According to the report, taken from the Pew’s 2014 Religious Landscape Study of more than 35,000 U.S. adults, Hindus (77 percent) and Unitarian Universalists (67 percent) have the highest percentage of those with college degrees, compared to the 27 percent of the surveyed sample of U.S. adults who have a college degree.
Roughly six-in-ten Jews (59 percent), Anglicans (59 percent), and Episcopalians (56 percent) have college degrees.
About half of Hindus (48 percent) and one-third of Jews (31 percent) have a post-graduate degree. These two groups also have high household incomes, a case in point for the link between a college degree and economic achievement, with 44 percent of Jews and 36 percent of Hindus living in households with annual incomes of at least $100,000.
Nearly half of Buddhists and members of the Presbyterian Church (U.S.A.) (47 percent), along with nearly four-in-ten Orthodox Christians (40 percent) and Muslims (39 percent), and one-third of Mormons (33 percent) have larger shares of those who finished college.

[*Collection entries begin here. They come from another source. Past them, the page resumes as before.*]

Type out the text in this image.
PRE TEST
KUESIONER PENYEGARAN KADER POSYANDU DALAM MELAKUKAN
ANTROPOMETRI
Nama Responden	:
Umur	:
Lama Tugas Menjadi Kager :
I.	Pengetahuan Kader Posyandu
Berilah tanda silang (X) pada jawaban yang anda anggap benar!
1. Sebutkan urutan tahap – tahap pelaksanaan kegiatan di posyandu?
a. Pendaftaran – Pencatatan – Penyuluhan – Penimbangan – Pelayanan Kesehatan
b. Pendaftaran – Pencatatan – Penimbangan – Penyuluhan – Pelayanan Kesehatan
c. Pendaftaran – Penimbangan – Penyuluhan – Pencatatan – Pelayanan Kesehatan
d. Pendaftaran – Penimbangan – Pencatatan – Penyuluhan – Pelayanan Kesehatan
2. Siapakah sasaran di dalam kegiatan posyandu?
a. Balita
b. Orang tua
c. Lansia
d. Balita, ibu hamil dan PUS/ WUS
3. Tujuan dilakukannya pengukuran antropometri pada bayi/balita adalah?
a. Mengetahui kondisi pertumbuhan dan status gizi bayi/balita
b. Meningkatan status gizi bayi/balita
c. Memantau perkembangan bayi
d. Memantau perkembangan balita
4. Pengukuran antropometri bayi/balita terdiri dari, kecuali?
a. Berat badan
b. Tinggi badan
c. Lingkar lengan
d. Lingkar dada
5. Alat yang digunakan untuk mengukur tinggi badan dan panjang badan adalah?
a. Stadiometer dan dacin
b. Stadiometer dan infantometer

A quarter of Catholics (26 percent) and Protestants (24 percent) have a college degree, although mainline Protestants (33 percent) have a higher percentage of those who finished college compared to their evangelical (21 percent) and historically black Protestant counterparts (15 percent).
Atheists and agnostics ted to be highly educated as well. Slightly over four-in-ten atheists (43 percent) and agnostics (42 percent) have completed college.